The northern puffer has the shape of a club. Adults have small spines covering the entire body with a tiny beak-like mouth. It is characterized by vertical stripes with a gray to brown dorsal surface and a yellow to white belly. It has tiny jet-black pepper spots (about 1 mm in diameter) scattered over most of pigmented surface, particularly evident on cheeks. Lower sides of the body have a row of black, elongate, bar-like markings. A small dorsal fin is set far back near the tail. Sphoeroides maculatus, like others in the puffer family, "puffs up" into a ball in self-defense by inhaling water into a special chamber near its stomach. They will puff up with air if taken out of the water.
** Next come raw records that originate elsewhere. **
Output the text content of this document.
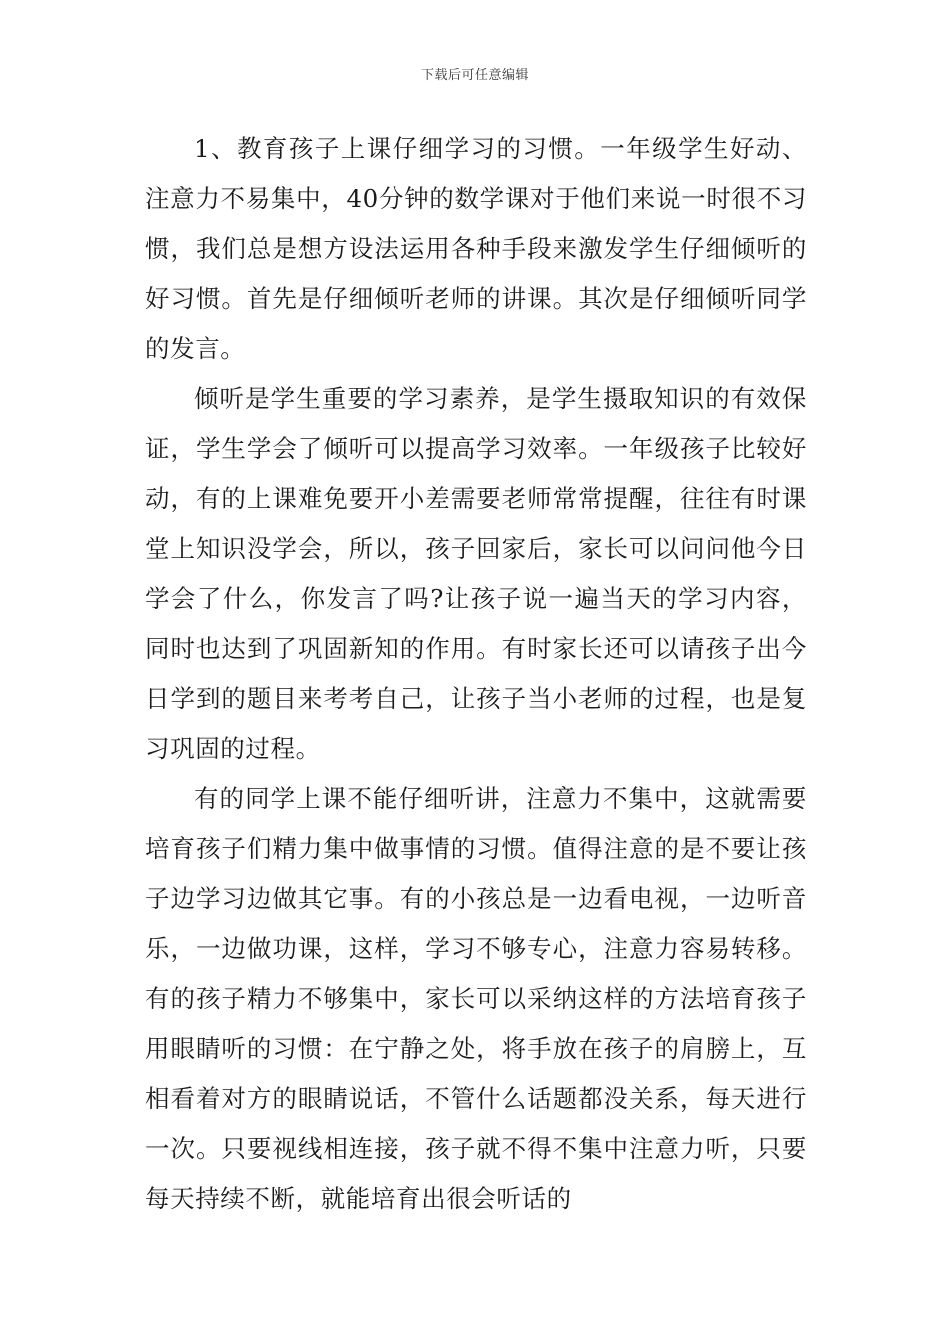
下载后可任意编辑

1、教育孩子上课仔细学习的习惯。一年级学生好动、注意力不易集中，40分钟的数学课对于他们来说一时很不习惯，我们总是想方设法运用各种手段来激发学生仔细倾听的好习惯。首先是仔细倾听老师的讲课。其次是仔细倾听同学的发言。

倾听是学生重要的学习素养，是学生摄取知识的有效保证，学生学会了倾听可以提高学习效率。一年级孩子比较好动，有的上课难免要开小差需要老师常常提醒，往往有时课堂上知识没学会，所以，孩子回家后，家长可以问问他今日学会了什么，你发言了吗?让孩子说一遍当天的学习内容，同时也达到了巩固新知的作用。有时家长还可以请孩子出今日学到的题目来考考自己，让孩子当小老师的过程，也是复习巩固的过程。

有的同学上课不能仔细听讲，注意力不集中，这就需要培育孩子们精力集中做事情的习惯。值得注意的是不要让孩子边学习边做其它事。有的小孩总是一边看电视，一边听音乐，一边做功课，这样，学习不够专心，注意力容易转移。有的孩子精力不够集中，家长可以采纳这样的方法培育孩子用眼睛听的习惯：在宁静之处，将手放在孩子的肩膀上，互相看着对方的眼睛说话，不管什么话题都没关系，每天进行一次。只要视线相连接，孩子就不得不集中注意力听，只要每天持续不断，就能培育出很会听话的
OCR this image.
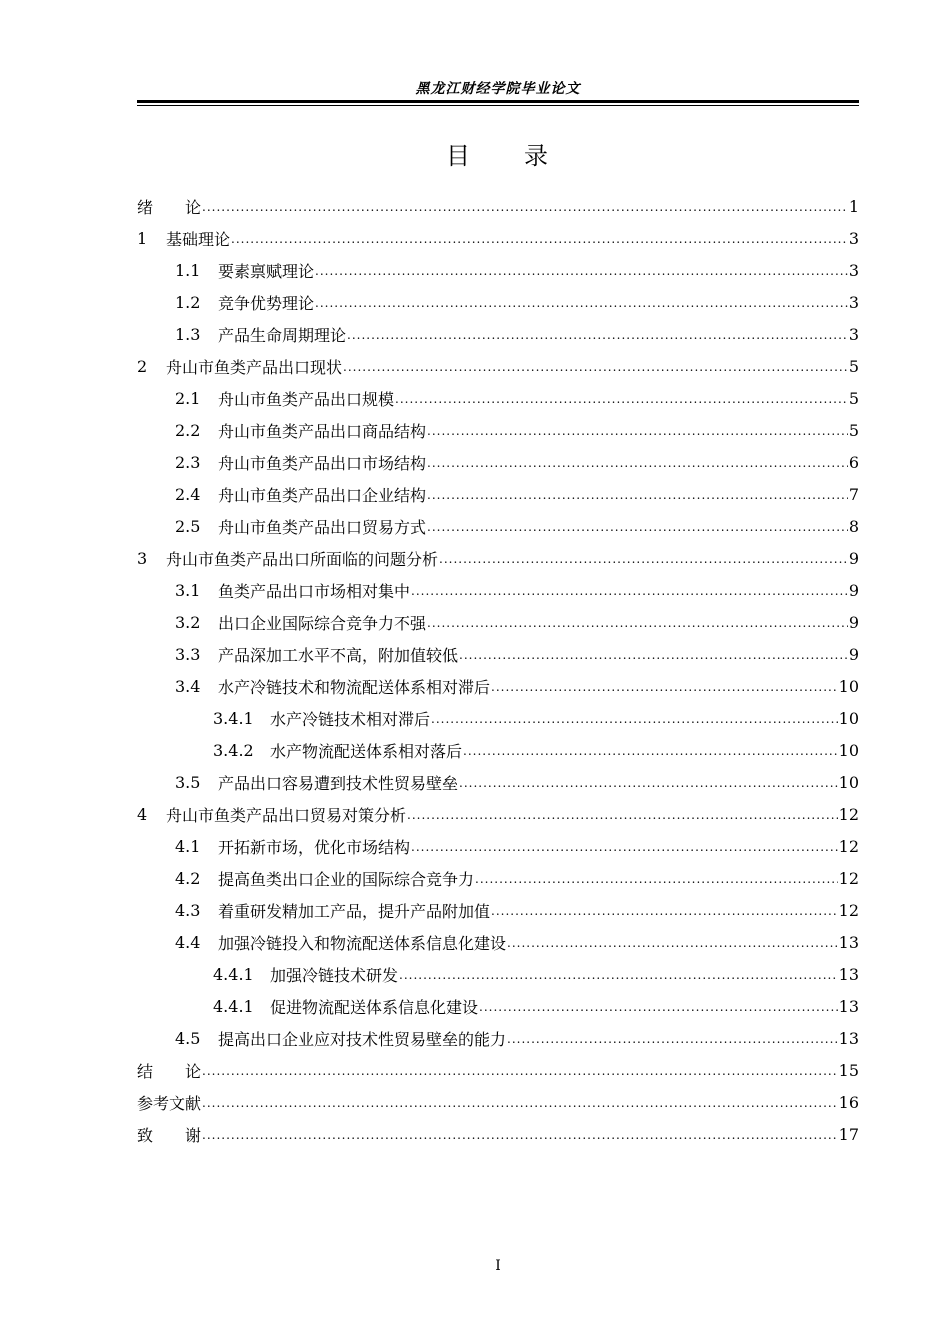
黑龙江财经学院毕业论文
目 录
绪　　论 .....	1
1	基础理论 .....	3
1.1	要素禀赋理论 .....	3
1.2	竞争优势理论 .....	3
1.3	产品生命周期理论 .....	3
2	舟山市鱼类产品出口现状 .....	5
2.1	舟山市鱼类产品出口规模 .....	5
2.2	舟山市鱼类产品出口商品结构 .....	5
2.3	舟山市鱼类产品出口市场结构 .....	6
2.4	舟山市鱼类产品出口企业结构 .....	7
2.5	舟山市鱼类产品出口贸易方式 .....	8
3	舟山市鱼类产品出口所面临的问题分析 .....	9
3.1	鱼类产品出口市场相对集中 .....	9
3.2	出口企业国际综合竞争力不强 .....	9
3.3	产品深加工水平不高，附加值较低 .....	9
3.4	水产冷链技术和物流配送体系相对滞后 .....	10
3.4.1	水产冷链技术相对滞后 .....	10
3.4.2	水产物流配送体系相对落后 .....	10
3.5	产品出口容易遭到技术性贸易壁垒 .....	10
4	舟山市鱼类产品出口贸易对策分析 .....	12
4.1	开拓新市场，优化市场结构 .....	12
4.2	提高鱼类出口企业的国际综合竞争力 .....	12
4.3	着重研发精加工产品，提升产品附加值 .....	12
4.4	加强冷链投入和物流配送体系信息化建设 .....	13
4.4.1	加强冷链技术研发 .....	13
4.4.1	促进物流配送体系信息化建设 .....	13
4.5	提高出口企业应对技术性贸易壁垒的能力 .....	13
结　　论 .....	15
参考文献 .....	16
致　　谢 .....	17
I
The northern puffer reaches up to 36 cm in length, but is usually around 20 cm.

==Habitat==
The northern puffer inhabits bays, estuaries and protected coastal waters at depths of 10–183 m in the northwest Atlantic. It ranges from Florida (U.S.) to Newfoundland (Canada).

==Diet==
The northern puffer feeds primarily on shellfish, and occasionally on finfish. Using its beak-like mouth it can extract shellfish from their shells and sometimes break the shells to obtain a meal. They will attack blue crabs, blowing water underneath to turn the crab over, then attack the underside before it can right itself.

==Life cycle==
Northern puffers spawn from May through August in shallow water over sandy or muddy bottoms. The adhesive eggs are defended by the male until they hatch.